[Aarthy Meena]

Hello Everyone,

I am a newbie to FLUENT & CFD. I wanted to calculate time step size for unsteady flow around a circular cylinder of dia = 0.01m in the Reynolds number of 45 to 50. The working fluid is water with viscosity = 0.001003 kg/ms and density = 998.2 kg/m3.

I came across several posts related to this and many methods to calculate the time step size.

1) From Strouhal number (0.2 for circular cylinder- approx)

Sr (0.2) = (frequency x diameter) / velocity
From the above equation find the frequency. The total time period, T = 1/frequency. Hence, time step t = T/25 (approx).

2) From CFL condition
t = C_m X x / velocity
where, C_m = 1 (approx) and x = minimum cell size.

3)From domain length
t = domain length / (20 x velocity)

1) Which of the above method is correct ?
2) How to calculate the suitable time step size for my condition?
3) Please explain.

Thanks in advance.

[FMDenaro]

the time step is constrained by stability criteria that are based not only on the cfl condition but also on the visicous terms.
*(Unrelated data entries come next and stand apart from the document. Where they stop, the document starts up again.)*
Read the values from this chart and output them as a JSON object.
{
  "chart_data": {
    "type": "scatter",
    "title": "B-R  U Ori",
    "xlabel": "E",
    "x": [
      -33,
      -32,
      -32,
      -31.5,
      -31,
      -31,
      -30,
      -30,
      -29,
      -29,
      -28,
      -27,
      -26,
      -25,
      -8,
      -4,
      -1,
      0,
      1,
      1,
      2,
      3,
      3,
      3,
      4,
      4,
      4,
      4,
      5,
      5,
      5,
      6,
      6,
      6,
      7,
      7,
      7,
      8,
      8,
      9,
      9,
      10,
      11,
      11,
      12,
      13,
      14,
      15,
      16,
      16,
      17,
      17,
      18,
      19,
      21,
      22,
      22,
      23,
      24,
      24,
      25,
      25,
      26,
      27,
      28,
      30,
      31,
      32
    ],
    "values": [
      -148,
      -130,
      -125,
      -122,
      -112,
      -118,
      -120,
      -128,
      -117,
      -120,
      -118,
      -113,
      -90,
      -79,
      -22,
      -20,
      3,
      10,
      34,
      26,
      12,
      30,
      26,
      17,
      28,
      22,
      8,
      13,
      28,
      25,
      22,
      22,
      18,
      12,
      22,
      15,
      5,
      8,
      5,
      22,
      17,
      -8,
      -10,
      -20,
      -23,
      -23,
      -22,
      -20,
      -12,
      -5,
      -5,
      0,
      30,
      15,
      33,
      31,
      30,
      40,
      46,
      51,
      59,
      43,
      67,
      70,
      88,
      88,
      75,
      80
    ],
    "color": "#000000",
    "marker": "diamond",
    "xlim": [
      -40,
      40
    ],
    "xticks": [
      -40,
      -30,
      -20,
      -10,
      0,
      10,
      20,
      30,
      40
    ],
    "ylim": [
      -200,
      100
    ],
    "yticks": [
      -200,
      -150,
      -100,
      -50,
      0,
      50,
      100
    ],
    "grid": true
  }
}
Furthermore, each discretization has a specific stability region

[Aarthy Meena]

Dear Sir,

Can you please explain me the method for my flow scenario around a circular cylinder.

[FMDenaro]

The numerical stability depends upon the method you use for the integration and the sizes of the mesh (in all directions), does not depend on a specific flow problem.
Assuming you are using non-dimensional equations, the velocity magnitude is no more than O(1) so that you can use that as estimation in the (multidimensional) CFL condition

[Aarthy Meena]

Thank you sir,

Actually am very new to FLUENT and I do not understand your reply. In FLUENT, I am using dimensional form of the governing equations. Kindly please suggest me some material where I can learn about this topic.

[Edeluc]

A theoretical advice:
The CFL-number and the according "condition" are only part of the stability analysis of numerical schemes. A good introduction (for Finite Difference methods) can be found on:
https://en.wikipedia.org/wiki/Von_Ne...ility_analysis

Basically the stability depends on the equation you discretise (including all the terms in it - as FMDemaro added), as well as the discretisation scheme you use. As a "rule of thumb": lower order discretisation schemes (e.g.: Upwind schemes) and implicit time-dependent solution are very stable, whereas the more accurate methods tend to be unstable. For the Finite Element method, this can be proven analytically for certain cases - An example is also contained in the link.

A practical advice:
I am not familiar with ANSYS Fluent but I guess, that you will use Finite Volume Method with an implicit solver. The theoretical advice from above might therefore be tough to prove for your problem. I would advise you to have look on the user manual and see, if there is any hint. A cylinder in cross flow is also very well researched and there might be a lot of data and advice for your example already available.

Regards,
Lucas

[r.pdl]

I am trying to do a transient analysis of flow through a bifurcation of penstock pipe (wye) using ansys cfx . Here i need to specify the conditions that the valves of the turbine are closed within a 5 seconds of time. I thought of giving pressure inlet and mass flow rate at the outlet. Now i need to vary the mass flow rate at the outlet from 4650kg/s to 0 within a 5 seconds of time and i dont know how to do that in ansys CFX. Can anybody help me please ??

[serrar]

Dear Aarthy Meena,
did you find a good average to calculate the time step and time step size?